How to load many numpy arrays to DataLoader from disk?

Is there more efficient way to load all .npy arrays to DataLoader ?
this doesn’t work when there are too many arrays:

files = glob.glob('./*)

all_inputs = torch.tensor([])
all_labels = torch.tensor([])

for i in range(len(files)):
    input = torch.tensor(np.load('imgs_' + str(i) + '.npy'))
    all_inputs = torch.cat([all_inputs, input], dim=0)
    print(all_inputs.shape)

    labels = torch.tensor(np.load('labels_' + str(i) + '.npy'))
    all_labels = torch.cat([all_labels, labels], dim=0)
    print(all_labels.shape)


dataset = TensorDataset(all_inputs, all_labels)
dataloader = DataLoader(dataset)

You could write a custom Dataset and lazily load each numpy array in the __getitem__. This tutorial might be a good starter.
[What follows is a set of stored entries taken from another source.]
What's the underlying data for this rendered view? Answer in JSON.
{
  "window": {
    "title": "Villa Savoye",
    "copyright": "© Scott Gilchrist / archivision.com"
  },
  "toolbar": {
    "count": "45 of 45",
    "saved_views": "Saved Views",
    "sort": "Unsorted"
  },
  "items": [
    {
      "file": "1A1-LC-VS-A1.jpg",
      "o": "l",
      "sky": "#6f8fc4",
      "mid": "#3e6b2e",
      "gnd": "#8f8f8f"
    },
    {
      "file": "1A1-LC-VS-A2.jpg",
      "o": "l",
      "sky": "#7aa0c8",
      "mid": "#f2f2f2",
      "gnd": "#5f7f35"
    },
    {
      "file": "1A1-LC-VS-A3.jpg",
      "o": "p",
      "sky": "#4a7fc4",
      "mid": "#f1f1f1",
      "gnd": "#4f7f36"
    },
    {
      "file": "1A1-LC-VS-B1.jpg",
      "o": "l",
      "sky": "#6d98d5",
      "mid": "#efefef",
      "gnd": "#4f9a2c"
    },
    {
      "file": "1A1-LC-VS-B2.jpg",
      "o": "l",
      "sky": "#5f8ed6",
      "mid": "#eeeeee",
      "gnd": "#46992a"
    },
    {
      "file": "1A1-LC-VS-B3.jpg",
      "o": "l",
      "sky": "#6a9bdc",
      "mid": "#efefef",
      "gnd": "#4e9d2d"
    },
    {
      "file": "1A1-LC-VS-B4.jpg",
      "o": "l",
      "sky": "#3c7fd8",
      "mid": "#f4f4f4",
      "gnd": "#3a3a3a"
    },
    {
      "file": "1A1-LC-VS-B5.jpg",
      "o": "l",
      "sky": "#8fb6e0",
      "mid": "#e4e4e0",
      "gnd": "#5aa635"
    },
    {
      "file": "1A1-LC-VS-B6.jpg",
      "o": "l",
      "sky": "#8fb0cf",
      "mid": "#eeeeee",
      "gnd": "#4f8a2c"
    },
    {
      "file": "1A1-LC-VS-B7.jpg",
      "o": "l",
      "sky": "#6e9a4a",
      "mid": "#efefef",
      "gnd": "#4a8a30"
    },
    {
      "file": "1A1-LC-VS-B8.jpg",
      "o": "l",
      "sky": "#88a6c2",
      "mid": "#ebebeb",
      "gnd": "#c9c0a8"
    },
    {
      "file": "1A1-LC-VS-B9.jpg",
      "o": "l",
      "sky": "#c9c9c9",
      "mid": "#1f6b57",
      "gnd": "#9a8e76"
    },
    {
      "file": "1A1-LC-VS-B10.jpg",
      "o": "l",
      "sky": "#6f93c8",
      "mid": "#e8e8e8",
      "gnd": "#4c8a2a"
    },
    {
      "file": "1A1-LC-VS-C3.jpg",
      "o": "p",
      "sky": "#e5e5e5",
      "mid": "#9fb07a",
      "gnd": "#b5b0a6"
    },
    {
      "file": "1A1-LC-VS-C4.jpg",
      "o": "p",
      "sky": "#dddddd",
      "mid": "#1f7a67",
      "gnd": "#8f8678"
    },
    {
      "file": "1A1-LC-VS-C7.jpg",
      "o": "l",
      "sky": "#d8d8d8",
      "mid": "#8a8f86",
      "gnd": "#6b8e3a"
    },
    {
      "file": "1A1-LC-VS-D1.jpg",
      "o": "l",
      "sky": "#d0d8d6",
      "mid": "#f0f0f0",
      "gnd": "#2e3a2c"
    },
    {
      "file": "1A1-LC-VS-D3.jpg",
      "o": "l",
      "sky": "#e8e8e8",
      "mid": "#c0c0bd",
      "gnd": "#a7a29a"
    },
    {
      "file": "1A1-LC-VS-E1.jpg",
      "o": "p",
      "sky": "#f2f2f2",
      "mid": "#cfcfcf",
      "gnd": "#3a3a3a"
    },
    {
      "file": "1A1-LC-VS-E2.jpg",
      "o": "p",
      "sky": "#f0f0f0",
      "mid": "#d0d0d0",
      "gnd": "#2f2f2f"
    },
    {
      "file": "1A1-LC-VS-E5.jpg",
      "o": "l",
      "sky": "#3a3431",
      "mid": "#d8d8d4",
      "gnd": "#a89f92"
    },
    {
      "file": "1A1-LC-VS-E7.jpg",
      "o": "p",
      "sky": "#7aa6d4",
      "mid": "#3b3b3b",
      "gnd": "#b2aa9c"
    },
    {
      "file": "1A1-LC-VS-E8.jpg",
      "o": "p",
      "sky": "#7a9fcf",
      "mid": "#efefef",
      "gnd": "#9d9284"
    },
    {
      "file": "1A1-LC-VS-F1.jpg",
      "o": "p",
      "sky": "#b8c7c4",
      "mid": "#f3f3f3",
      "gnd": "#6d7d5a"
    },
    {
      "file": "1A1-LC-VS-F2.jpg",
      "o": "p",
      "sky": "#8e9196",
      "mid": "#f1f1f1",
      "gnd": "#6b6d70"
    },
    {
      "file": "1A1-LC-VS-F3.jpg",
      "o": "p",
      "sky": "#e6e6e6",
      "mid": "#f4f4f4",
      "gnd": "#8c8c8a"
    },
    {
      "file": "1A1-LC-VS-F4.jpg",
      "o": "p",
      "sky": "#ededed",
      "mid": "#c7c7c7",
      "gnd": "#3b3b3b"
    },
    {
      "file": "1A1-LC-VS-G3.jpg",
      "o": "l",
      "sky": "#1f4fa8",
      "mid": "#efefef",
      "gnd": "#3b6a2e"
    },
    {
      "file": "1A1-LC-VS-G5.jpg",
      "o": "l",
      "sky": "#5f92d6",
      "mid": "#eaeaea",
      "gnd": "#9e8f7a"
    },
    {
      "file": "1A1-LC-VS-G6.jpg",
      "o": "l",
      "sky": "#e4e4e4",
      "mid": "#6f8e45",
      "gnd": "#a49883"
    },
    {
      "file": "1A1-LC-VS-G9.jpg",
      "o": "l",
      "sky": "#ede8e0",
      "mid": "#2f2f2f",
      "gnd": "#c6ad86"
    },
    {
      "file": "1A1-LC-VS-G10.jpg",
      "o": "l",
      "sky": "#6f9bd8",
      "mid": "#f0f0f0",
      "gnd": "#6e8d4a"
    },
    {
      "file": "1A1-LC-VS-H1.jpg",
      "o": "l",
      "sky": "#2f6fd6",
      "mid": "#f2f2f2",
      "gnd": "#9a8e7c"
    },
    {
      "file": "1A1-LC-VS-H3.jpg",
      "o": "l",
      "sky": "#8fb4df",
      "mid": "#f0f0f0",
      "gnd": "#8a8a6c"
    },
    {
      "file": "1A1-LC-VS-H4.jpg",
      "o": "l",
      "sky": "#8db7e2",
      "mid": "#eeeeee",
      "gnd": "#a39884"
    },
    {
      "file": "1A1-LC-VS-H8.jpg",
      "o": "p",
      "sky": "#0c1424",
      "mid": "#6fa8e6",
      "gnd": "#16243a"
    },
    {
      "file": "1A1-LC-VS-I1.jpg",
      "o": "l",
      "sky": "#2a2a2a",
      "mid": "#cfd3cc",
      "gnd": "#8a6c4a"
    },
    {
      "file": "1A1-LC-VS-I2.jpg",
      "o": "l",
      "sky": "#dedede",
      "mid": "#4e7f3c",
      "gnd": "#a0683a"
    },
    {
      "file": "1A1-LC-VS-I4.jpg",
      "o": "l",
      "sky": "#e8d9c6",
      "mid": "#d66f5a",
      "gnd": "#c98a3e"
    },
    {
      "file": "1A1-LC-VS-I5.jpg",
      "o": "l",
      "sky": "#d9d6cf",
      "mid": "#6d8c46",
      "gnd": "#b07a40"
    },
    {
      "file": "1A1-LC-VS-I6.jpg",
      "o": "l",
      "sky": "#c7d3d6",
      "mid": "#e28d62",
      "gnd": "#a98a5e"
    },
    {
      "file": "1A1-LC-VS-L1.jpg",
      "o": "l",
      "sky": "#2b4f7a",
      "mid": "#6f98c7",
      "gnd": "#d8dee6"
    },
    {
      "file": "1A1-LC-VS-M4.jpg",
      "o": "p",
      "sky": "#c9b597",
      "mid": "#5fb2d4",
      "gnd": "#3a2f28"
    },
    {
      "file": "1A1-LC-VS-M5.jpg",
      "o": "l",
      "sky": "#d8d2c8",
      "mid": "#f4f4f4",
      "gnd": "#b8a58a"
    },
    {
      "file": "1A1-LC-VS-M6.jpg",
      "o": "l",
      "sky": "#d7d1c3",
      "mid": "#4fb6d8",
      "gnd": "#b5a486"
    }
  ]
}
Is there good ways to do transforms on numpy arrays that have say 10 channels using this method?

You could convert the numpy.array to a tensor and apply transforms on it, as transforms also support tensors:

transform = transforms.Resize((20, 20))
x = np.random.randn(10, 200, 200)
out = transform(torch.from_numpy(x))
print(out.shape)
# torch.Size([10, 20, 20])
1 Like